Name Description Default value

DataStorageConfiguration#cdcEnabled

Flag to enable CDC on the server node.

false

DataStorageConfiguration#cdcWalPath

Path to the CDC directory

"db/wal/cdc"

DataStorageConfiguration#walForceArchiveTimeout

Timeout to forcefully archive the WAL segment even it is not complete.

-1 (disabled)

CDC Application

CDC is configured in the same way as the Ignite node - via the spring XML file:

  • ignite-cdc.sh requires both Ignite and CDC configurations to start;

  • IgniteConfiguration is used to determine common options like a path to the CDC directory, node consistent id, and other parameters;

  • CdcConfiguration contains ignite-cdc.sh-specific options.

Name Description Default value

lockTimeout

Timeout to wait for lock acquiring. CDC locks directory on a startup to ensure there is no concurrent ignite-cdc.sh processing the same directory.

1000 milliseconds.

checkFrequency

Amount of time application sleeps between subsequent checks when no new files available.

1000 milliseconds.

keepBinary

Flag to specify if key and value of changed entries should be provided in binary format.

true

consumer

Implementation of org.apache.ignite.cdc.CdcConsumer that consumes entries changes.

null

metricExporterSpi

Array of SPI’s to export CDC metrics. See metrics documentation, also.

null

API

org.apache.ignite.cdc.CdcEvent

Below is a single change of the data reflected by CdcEvent.

Name Description

key()

Key for the changed entry.

value()

Value for the changed entry. This method will return null if the event reflects removal.

cacheId()

ID of the cache where the change happens. The value is equal to the CACHE_ID from SYS.CACHES.

partition()

Partition of the changed entry.

primary()

Flag to distinguish if operation happens on the primary or a backup node.

version()

Comparable version of the changed entry. Internally, Ignite maintains ordered versions of each entry so any changes of the same entry can be sorted.
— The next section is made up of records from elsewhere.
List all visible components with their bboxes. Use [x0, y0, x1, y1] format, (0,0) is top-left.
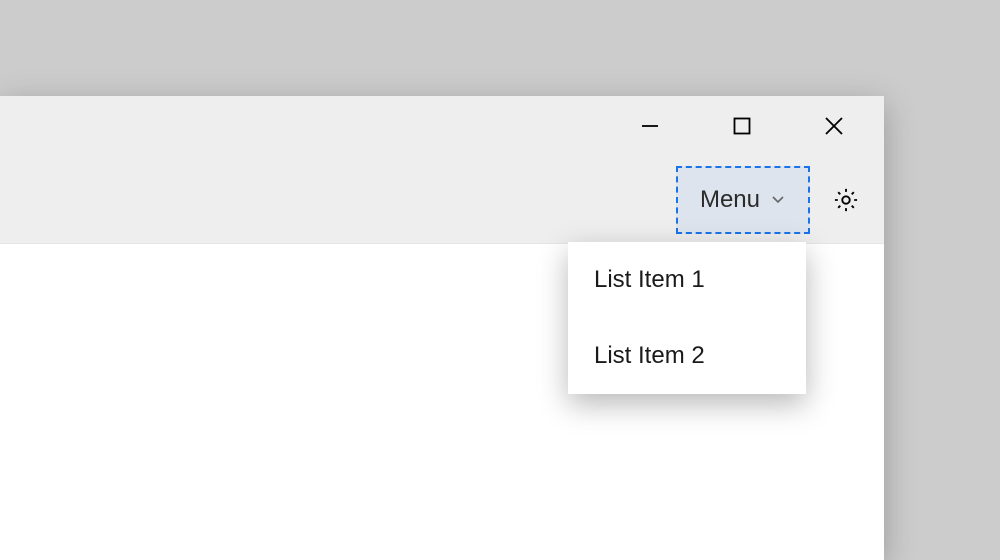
menu-dropdown: List Item 1 List Item 2	[568, 242, 806, 394]
menu-dropdown-button[interactable]: Menu	[676, 166, 810, 234]
dropdown-item-label: List Item 1	[594, 266, 705, 293]
close-button[interactable]	[788, 96, 880, 156]
gear-icon	[832, 186, 860, 214]
toolbar: Menu	[0, 156, 884, 244]
minimize-button[interactable]	[604, 96, 696, 156]
settings-button[interactable]	[818, 172, 874, 228]
minimize-icon	[640, 116, 660, 136]
maximize-button[interactable]	[696, 96, 788, 156]
dropdown-item-label: List Item 2	[594, 342, 705, 369]
app-window: Menu List Item 1 List Item 2	[0, 96, 884, 560]
maximize-icon	[732, 116, 752, 136]
chevron-down-icon	[770, 186, 786, 214]
menu-label: Menu	[700, 186, 760, 214]
content-area: List Item 1 List Item 2	[0, 244, 884, 560]
dropdown-item[interactable]: List Item 2	[568, 318, 806, 394]
dropdown-item[interactable]: List Item 1	[568, 242, 806, 318]
close-icon	[824, 116, 844, 136]
titlebar	[0, 96, 884, 156]
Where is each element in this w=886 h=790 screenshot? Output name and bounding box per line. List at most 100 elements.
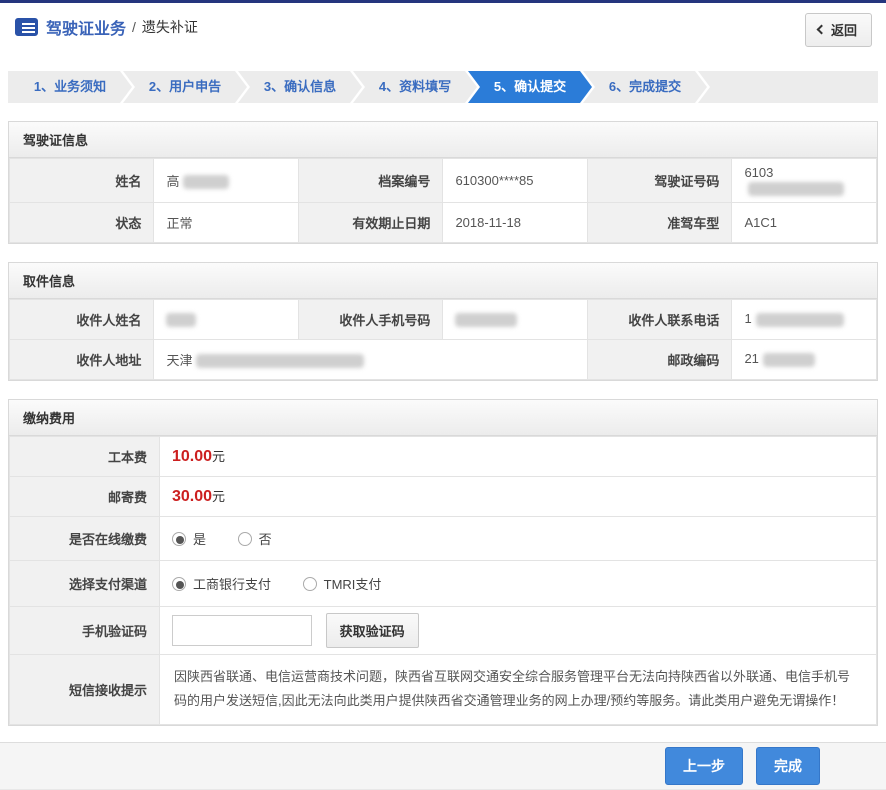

org.apache.ignite.cdc.CdcConsumer

The consumer of change events. It should be implemented by the user.

Name Description

void start(MetricRegistry)

Invoked one-time at the start of the CDC application. MetricRegistry should be used to export the consumer-specific metrics.

boolean onEvents(Iterator<CdcEvent> events)

The main method that processes changes. When this method returns true, the state is saved on the disk. State points to the event next to the last read event. In case of any failure, consumption will continue from the last saved state.

void stop()

Invokes one-time at the stop of the CDC application.

Metrics

ignite-cdc.sh uses the same SPI to export metrics as Ignite does. The following metrics are provided by the application (additional metrics can be provided by the consumer):

Name

Description

CurrentSegmentIndex

Index of the currently processing WAL segment.

CommittedSegmentIndex

Index of the WAL segment that contains the last committed state.

CommittedSegmentOffset

Committed offset in bytes inside the WAL segment.

LastSegmentConsumptionTime

Timestamp (in milliseconds) indicating the last segment processing start.

BinaryMetaDir

Binary meta-directory the application reads data from.

MarshallerDir

Marshaller directory the application reads data from.

CdcDir

The CDC directory the application reads data from.

Logging

ignite-cdc.sh uses the same logging configuration as the Ignite node does. The only difference is that the log is written in the"ignite-cdc.log" file.

Lifecycle

Important
ignite-cdc.sh implements the fail-fast approach. It just fails in case of any error. The restart procedure should be configured with the OS tools.
  1. Find the required shared directories. Take the values from the provided IgniteConfiguration.

  2. Lock the CDC directory.

  3. Load the saved state.

  4. Start the consumer.

  5. Infinitely wait for the newly available segment and process it.

  6. Stop the consumer in case of a failure or a received stop signal.